Queria dizer que havia enfim se encontrado. Era uma mulher “meio boba”, que tinha tido algumas ambições “meio bobas” quando jovem, mas que por fim viera ocupar o lugar da Mariana, aquela menina “meio boba” que ali trabalhava antes dela. Talvez ele não soubesse, então contaria que a Mariana-meio-boba tinha ido fazer intercâmbio nos Estados Unidos com algum dinheiro que guardou por muitos anos. “Meio boba essa menina né? Onde já se viu secretária estudando artes cênicas fora do país?
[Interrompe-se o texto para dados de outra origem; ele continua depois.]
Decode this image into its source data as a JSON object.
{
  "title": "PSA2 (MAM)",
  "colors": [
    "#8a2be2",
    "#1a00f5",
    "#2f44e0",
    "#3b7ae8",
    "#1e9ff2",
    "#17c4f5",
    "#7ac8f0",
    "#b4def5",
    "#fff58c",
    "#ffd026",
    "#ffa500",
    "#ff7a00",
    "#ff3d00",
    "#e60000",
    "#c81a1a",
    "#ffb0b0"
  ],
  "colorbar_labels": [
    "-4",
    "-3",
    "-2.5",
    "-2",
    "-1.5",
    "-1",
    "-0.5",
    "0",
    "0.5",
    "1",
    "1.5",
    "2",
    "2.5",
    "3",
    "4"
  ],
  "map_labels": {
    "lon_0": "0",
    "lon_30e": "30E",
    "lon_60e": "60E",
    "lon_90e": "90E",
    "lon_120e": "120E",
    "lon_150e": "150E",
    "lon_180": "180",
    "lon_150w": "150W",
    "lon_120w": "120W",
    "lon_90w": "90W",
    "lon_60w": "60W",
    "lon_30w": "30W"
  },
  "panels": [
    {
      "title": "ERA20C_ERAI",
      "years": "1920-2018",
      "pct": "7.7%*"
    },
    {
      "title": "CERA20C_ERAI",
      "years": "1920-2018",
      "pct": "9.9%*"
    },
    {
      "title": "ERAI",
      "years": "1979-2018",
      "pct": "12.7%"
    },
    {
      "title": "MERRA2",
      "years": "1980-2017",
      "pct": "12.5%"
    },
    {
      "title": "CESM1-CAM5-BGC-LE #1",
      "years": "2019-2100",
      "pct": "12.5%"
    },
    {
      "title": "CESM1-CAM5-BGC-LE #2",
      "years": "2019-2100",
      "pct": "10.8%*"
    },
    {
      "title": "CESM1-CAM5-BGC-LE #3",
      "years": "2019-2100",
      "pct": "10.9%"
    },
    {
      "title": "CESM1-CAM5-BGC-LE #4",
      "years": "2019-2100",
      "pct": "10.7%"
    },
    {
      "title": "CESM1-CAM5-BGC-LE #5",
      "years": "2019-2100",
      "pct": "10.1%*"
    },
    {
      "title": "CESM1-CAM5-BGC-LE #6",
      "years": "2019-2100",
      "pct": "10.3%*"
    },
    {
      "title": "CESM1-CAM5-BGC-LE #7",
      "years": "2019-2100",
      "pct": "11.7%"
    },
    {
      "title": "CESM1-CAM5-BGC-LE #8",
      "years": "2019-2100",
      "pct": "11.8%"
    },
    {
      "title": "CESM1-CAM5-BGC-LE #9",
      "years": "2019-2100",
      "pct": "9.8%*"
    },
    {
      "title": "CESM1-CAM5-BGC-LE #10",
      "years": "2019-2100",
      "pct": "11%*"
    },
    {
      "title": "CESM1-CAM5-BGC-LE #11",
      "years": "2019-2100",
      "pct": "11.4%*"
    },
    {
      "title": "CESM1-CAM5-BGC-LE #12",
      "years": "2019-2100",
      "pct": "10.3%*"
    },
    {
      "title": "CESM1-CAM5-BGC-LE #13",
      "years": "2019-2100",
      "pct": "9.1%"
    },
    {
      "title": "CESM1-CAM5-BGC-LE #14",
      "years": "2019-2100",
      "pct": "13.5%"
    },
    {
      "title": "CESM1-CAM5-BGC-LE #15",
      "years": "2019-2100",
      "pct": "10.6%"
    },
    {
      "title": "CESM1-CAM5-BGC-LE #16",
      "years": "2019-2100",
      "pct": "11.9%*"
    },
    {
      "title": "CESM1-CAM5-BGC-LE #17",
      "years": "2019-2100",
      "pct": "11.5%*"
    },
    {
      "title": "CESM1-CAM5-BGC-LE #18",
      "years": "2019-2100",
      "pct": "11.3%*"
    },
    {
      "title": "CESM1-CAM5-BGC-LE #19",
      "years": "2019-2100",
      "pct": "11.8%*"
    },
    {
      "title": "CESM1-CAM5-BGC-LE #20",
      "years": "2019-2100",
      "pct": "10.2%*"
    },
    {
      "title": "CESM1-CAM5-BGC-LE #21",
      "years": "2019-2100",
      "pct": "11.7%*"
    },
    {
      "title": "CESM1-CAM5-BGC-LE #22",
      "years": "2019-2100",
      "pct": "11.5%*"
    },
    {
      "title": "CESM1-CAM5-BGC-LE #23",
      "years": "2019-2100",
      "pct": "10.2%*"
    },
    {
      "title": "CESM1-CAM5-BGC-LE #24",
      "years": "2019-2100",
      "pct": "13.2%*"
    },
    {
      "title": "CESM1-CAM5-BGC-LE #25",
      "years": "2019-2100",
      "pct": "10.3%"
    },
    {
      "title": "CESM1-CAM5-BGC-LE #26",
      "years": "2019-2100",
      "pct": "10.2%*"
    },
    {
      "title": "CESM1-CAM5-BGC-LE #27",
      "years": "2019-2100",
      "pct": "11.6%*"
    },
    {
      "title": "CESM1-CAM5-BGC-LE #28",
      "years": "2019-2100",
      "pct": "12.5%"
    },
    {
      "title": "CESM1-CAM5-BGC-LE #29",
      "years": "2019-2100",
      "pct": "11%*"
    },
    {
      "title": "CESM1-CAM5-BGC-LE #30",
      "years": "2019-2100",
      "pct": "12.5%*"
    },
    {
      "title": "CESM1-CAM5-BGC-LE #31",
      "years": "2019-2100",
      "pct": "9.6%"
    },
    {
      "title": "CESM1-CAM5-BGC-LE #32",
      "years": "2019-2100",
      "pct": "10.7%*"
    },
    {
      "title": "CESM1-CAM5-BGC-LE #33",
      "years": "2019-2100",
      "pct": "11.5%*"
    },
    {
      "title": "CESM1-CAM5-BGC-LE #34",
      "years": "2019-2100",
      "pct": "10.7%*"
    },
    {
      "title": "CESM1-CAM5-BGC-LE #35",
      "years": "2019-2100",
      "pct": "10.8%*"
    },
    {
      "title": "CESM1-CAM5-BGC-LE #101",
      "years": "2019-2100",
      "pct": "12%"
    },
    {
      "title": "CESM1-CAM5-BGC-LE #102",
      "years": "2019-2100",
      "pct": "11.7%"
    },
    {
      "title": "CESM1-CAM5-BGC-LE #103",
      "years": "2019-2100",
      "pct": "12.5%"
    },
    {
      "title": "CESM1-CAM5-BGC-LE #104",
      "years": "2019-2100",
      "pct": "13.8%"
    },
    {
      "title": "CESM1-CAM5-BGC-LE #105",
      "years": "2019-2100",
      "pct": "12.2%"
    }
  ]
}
Essa gente não te parece meio boba da cabeça?”. Aí perguntaria para o garoto onde ele gostaria que batesse o carimbo “meio bobo” e pra que ele tomasse cuidado que esse tempo “meio bobo” estava com cara de quem ia virar uma chuva. Aquelas chuvas “meio bobas” passageiras de verão.

Era apenas isso que tinha a declarar sobre sua vida “meio boba”. Nada mais que isso.